You think I ain’t been having the same kinda dreams you folks out there been having? Truth is, I had one just last night about Uncle Jack. Now a couple years back we came upon Uncle Jack’s clothes all scattered in a trail of sorts–sweatpants and sweatshirt, longjohns, socks, even his goddamn loafers–leading down from his trailer through the snow to a drainage ditch alongside Cold River Road where the old man’s footprints stopped at a break in the ice. Hypothermia’s been known to do that–make your muscles contract to the point where there’s a rush of blood to your extremities so as your brain gets to thinking you’re overheating and kinda tricks you into undressing–and I’m guessing adding the old man’s dementia into the mix didn’t help none. Whatever the case, the State Police broke up the rest of the ice and skimmed the entirety of that drainage ditch–which weren’t no more than three feet at its deepest–but they couldn’t find no further sign of Uncle Jack whatsoever.

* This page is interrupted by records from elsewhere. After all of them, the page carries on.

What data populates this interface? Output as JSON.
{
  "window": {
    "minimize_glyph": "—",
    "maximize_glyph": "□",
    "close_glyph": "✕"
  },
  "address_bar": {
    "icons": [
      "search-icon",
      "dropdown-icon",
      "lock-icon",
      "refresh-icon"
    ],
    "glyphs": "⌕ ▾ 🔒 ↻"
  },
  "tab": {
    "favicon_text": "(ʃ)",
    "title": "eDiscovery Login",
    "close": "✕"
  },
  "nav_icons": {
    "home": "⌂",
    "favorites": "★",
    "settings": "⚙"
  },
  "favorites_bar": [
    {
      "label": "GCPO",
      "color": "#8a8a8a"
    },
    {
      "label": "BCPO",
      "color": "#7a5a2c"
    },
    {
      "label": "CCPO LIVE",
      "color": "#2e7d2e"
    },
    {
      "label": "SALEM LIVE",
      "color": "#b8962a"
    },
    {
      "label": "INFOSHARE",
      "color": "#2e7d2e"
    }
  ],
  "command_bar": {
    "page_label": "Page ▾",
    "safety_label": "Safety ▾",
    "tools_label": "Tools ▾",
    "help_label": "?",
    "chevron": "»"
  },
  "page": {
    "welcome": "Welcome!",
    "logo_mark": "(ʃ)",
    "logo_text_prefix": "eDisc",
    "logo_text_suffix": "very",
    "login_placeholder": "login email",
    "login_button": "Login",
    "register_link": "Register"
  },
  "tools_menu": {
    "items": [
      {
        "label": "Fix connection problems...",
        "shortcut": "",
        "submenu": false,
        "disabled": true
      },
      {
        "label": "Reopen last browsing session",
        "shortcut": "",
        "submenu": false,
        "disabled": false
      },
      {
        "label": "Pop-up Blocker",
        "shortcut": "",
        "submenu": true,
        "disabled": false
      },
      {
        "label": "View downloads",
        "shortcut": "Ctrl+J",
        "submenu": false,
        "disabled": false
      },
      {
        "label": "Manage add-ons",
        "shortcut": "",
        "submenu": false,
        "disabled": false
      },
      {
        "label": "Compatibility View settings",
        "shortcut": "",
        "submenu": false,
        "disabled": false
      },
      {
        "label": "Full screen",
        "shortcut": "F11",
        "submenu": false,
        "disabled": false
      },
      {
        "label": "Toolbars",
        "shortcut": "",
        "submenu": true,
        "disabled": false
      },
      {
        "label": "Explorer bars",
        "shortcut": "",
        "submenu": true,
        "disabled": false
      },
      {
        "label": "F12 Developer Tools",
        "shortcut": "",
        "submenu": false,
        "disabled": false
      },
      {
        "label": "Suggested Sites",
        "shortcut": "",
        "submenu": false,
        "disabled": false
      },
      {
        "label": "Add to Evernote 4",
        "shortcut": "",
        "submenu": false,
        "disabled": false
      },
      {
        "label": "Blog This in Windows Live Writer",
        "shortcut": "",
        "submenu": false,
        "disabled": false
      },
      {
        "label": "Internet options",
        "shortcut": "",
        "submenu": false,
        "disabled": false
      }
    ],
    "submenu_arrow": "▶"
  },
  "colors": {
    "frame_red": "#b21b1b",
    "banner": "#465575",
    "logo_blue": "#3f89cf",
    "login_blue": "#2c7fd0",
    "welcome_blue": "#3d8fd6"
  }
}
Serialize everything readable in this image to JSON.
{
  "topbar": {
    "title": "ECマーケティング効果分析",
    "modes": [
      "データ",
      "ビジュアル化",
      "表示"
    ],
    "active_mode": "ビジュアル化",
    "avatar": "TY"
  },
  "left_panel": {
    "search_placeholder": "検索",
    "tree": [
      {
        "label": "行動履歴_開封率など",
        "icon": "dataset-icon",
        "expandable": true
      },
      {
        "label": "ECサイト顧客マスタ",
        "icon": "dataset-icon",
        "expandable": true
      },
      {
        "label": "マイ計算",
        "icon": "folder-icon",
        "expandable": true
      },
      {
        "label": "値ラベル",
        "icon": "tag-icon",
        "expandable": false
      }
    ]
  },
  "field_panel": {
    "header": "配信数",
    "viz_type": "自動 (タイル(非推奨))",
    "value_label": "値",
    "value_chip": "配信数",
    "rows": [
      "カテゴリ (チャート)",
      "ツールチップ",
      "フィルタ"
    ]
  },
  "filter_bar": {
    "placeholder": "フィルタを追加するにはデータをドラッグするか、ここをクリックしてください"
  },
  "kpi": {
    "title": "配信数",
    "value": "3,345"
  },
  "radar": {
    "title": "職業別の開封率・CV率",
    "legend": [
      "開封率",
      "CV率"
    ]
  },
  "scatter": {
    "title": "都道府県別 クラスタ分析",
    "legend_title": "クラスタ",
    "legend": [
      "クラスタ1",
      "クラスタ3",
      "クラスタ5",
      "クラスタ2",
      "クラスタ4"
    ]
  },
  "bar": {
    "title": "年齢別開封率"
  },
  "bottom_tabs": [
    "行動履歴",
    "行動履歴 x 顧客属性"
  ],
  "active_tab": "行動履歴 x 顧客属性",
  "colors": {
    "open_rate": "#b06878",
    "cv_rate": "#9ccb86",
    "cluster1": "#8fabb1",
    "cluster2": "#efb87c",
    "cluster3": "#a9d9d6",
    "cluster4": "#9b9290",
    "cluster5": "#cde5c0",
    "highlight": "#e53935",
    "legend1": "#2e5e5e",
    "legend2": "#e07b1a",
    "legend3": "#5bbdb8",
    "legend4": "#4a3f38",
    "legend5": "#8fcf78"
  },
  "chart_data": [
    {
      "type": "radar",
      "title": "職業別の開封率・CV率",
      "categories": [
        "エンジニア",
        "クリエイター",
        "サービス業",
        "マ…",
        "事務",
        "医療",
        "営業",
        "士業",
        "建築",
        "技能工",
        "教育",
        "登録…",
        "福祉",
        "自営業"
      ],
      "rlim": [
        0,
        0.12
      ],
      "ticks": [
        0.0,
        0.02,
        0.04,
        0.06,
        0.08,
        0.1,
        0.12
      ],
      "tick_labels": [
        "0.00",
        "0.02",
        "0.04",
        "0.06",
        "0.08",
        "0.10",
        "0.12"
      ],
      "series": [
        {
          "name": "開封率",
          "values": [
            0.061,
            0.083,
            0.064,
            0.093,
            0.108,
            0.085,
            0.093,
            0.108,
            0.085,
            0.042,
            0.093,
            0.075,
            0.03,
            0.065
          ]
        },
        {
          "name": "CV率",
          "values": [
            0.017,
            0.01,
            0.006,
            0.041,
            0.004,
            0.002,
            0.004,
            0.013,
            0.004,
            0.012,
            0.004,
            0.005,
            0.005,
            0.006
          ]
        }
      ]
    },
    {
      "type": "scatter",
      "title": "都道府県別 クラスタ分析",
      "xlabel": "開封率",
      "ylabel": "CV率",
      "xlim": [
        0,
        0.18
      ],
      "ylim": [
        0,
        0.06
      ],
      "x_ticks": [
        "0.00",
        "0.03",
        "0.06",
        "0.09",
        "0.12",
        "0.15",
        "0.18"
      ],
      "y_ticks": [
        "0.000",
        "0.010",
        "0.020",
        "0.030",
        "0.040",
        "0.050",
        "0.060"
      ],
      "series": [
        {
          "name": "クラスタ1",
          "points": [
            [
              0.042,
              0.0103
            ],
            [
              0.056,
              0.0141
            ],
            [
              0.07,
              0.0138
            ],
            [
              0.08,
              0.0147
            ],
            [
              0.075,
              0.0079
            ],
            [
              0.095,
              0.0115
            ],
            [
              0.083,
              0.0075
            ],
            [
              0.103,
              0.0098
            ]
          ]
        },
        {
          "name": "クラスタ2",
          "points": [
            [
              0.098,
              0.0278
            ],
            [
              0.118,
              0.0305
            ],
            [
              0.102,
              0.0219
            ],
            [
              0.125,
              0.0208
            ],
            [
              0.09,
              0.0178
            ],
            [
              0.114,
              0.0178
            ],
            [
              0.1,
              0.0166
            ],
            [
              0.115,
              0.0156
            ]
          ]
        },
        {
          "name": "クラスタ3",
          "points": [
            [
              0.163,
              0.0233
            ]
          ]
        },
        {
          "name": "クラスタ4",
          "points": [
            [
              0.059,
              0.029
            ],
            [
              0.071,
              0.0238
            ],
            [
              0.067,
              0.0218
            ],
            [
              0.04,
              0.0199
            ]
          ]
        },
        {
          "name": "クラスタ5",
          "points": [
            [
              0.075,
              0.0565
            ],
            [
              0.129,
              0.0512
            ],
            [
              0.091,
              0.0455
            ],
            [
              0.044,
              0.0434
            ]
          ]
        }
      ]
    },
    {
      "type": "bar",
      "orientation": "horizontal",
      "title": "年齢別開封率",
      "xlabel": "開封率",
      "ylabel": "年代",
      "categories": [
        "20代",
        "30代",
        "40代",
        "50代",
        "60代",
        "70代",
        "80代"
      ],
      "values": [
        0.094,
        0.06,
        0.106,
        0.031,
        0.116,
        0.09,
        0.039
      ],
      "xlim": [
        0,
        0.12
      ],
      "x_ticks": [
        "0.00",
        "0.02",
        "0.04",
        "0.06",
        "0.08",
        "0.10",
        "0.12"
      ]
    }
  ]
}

In the dream, though, he was there in that drainage ditch and I was there with him. Above us the ice was thick–not so much as a crack in its surface–so that I couldn’t figure how exactly it was we’d come to be there in the water beneath it. As for the water itself, it was damn near dark as night. Only reason I could make out Uncle Jack at all was he was naked and so pale as to be glowing almost and rippling around like there was a current maybe trying to suck him through the culvert what runs under Cold River Road. He was rippling around like he didn’t hardly have a body at all except for what fleshy white strands I could discern and yet I knew it was him somehow.

 

“Take my word,” Uncle Jack told me. “Give ear to my warning. A flood shall sweep over the cult-centers of the world. This is the decree of the assembly of the gods,” he said, which ain’t exactly the sorta thing you expect a former hog farmer to say. “This is the command of Anu and Enlil and Enki and Ninhursag, too. A flood shall sweep over the cult-centers of the world to destroy the seed of mankind and put an end to its rule,” Uncle Jack said before finally getting sucked back into that culvert until all I could see was the very last strand of that old man’s flesh–it was his penis I think–and then that was gone, too. That’s when I woke up with this feeling–

 

(PHONE BEGINS TO RING. FRANK KRAKOWSKI STARES AT IT FOR AN EXTENDED PERIOD.)

 

[15:11:52] FRANK KRAKOWSKI, HOST: Well that’s neither here nor there, now is it? It’s just a dream and this here is a show about real life. About cause and effect. About consequences. About the inevitable and I can see here by the caller ID the inevitable is on its way–and I didn’t even get a chance yet to tell you folks about what I really wanted to tell you.

 

(THE RINGING CONTINUES UNTIL ABRUPTLY FRANK KRAKOWSKI TEARS THE CORD FROM THE WALL AND THROWS THE PHONE OFF CAMERA AT WHICH POINT A DISTINCT CRY OF PAIN IS HEARD.)

 

FRANK KRAKOWSKI, HOST: What it is I wanted to tell you folks is about the turkey raffle the Historical Society puts on for the Board of Directors and the Officers and the rest of the staff.  Mike Messier–he’s on the Research Committee–he’s won it four times so far. Kelly McCullough–she keeps the website up-to-date–she’s won two years in a row. Last year, Benny walked away with a twenty-seven pound bird and he’s just the janitor. I myself been putting my name in that raffle every Thanksgiving for going on near two decades and haven’t won once. Not one goddamn time. Now how’s that possible, folks? Makes you wonder almost whether there really is something paranormal at work here. You got another explanation I’d love to hear it.